En Fresa y Chocolate vemos a un David y a un Diego que padecen el deterioro de La Habana. “La están dejando caer”, dice alguno de los dos en un momento, y parece el monólogo de cualquier cubano que transite ahora mismo la ciudad. Si los espectadores de los primeros años noventa vivieron el fatídico Período Especial, los espectadores de hoy permanecen en una crisis que muchos consideran que ya ha superado cualquier otra.
La película habla sobre emigrar. “He tenido problemas con el sistema”, dice Diego antes de anunciarle a David que se largará finalmente de Cuba, una noticia que mantiene escondida casi hasta el final del filme, como casi todos en el país, que guardan el secreto de su partida hasta que no se puede esconder más. Treinta años después, muchos de los espectadores de Fresa y Chocolate son parte del gran éxodo que vive Cuba, el mayor de su historia, que alcanza la cifra de casi medio millón de emigrados en solo dos años.

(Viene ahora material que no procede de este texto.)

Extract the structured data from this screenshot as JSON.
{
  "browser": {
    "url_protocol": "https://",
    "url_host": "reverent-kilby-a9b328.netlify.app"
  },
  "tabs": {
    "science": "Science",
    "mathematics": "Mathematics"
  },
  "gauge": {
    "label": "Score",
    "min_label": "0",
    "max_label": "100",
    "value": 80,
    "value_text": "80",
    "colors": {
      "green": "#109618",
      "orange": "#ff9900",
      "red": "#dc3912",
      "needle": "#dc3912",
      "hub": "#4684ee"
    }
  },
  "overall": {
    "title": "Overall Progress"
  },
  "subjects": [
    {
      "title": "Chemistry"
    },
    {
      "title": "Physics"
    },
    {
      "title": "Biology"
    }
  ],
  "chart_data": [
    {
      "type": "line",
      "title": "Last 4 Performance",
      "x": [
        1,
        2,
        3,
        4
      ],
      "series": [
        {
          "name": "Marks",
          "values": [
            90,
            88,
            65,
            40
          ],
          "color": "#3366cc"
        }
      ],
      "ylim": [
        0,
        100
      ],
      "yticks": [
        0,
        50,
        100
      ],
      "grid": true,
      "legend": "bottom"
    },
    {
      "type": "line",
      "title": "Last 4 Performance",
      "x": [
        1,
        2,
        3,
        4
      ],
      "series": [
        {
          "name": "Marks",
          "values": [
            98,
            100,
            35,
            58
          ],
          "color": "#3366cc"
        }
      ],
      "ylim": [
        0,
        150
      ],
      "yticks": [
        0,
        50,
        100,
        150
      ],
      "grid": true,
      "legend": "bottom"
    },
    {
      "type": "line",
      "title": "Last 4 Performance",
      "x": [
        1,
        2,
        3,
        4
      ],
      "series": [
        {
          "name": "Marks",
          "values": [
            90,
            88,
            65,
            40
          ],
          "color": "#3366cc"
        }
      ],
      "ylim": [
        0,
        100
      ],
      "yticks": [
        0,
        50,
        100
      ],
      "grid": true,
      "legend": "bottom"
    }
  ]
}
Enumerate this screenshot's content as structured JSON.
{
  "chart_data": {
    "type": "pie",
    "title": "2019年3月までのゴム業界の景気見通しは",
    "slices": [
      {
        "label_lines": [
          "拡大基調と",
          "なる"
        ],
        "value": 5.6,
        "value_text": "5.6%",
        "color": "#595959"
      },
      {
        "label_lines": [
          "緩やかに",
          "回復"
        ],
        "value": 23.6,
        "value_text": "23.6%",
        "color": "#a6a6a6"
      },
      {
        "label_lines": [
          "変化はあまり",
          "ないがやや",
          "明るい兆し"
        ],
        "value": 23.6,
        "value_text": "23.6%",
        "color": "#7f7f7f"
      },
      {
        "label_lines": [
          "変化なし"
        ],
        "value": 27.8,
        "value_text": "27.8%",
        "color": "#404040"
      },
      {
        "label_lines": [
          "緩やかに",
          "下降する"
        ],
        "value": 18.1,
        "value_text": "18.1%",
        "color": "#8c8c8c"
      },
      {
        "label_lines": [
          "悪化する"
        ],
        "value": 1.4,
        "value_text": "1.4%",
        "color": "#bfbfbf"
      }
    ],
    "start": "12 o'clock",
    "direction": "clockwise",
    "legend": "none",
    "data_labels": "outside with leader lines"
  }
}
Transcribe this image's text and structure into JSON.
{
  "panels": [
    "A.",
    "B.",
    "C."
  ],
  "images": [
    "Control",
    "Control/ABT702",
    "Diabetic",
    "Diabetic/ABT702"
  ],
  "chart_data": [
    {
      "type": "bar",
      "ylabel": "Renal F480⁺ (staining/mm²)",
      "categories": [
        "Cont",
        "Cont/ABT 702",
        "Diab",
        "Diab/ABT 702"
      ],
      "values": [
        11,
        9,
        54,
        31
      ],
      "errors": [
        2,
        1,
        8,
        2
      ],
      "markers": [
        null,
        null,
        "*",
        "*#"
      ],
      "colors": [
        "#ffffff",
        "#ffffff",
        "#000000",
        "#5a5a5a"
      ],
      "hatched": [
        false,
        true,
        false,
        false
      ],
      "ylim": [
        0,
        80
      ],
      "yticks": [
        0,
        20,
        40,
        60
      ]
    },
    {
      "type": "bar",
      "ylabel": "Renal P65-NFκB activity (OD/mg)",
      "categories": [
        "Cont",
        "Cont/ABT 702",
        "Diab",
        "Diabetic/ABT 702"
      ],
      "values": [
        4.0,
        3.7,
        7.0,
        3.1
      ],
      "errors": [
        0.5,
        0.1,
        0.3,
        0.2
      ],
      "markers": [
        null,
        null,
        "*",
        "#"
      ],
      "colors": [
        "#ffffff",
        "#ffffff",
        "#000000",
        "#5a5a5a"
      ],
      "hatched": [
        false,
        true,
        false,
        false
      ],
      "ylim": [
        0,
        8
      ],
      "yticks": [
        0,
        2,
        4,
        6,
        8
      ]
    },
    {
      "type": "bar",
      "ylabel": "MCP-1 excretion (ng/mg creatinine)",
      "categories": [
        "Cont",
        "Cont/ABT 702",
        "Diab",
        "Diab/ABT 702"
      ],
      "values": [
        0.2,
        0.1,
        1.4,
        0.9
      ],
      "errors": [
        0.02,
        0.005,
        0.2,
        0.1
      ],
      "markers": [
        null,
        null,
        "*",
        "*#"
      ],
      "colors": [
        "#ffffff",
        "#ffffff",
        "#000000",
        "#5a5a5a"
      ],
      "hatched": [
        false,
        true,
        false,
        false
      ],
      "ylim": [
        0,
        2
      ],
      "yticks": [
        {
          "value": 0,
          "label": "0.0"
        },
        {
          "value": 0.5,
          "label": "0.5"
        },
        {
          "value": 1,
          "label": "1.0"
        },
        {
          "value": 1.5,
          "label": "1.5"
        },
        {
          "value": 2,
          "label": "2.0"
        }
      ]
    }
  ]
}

Valdría la pena preguntarse, tres décadas después de Fresa y Chocolate, qué clase de país es Cuba. Vladimir Cruz cree, sin dudas, que no es un país mejor. “Resulta curioso comprobar cómo el tiempo parece haber erosionado únicamente la estructura física de nuestra ciudad, pero no la cerrazón y el dogmatismo de muchos funcionarios e instituciones culturales, más preocupados por la política que por la propia cultura”, dice. “Ante esta situación cabe preguntarse si una película similar podría rodarse y exhibirse en la Cuba actual. Siendo sincero, me temo que no”, se responde. “Tengo que decir que, al menos en ese sentido, tenemos un país peor”.
Fresa y Chocolate comienza con una escena en la popular heladería Coppelia de La Habana. Diego llega con un ramo de girasoles, un libro y su mirada de cazador. Pide permiso para sentarse y saborea su helado. “No pude resistir la tentación. Me encanta la fresa”, le dice a David. El Coppelia también es un lugar peor. Las calles que caminan Diego y David, o las librerías que visitan, son un lugar peor. La mítica Guarida, el set principal de la película convertido hoy en uno de los restaurantes más sofisticados de La Habana, en medio de uno de los barrios donde más derrumbes de edificios se reportan en los últimos años, tampoco es un mejor lugar.
Cabe la pregunta de si, pasados 30 años, Vladimir Cruz y Jorge Perugorría han sido fieles al espíritu de Diego y David. Perugorría no respondió a un cuestionario de EL PAÍS. Cruz, por su parte, cree que ha tratado de ser consecuente con la película: “Lo único que puedo decir es que en los últimos 30 años, a partir de mi trabajo en Fresa y Chocolate, todos los principales actos que he realizado, tanto profesionales como personales, los he hecho teniendo en cuenta ese espíritu y esa responsabilidad”.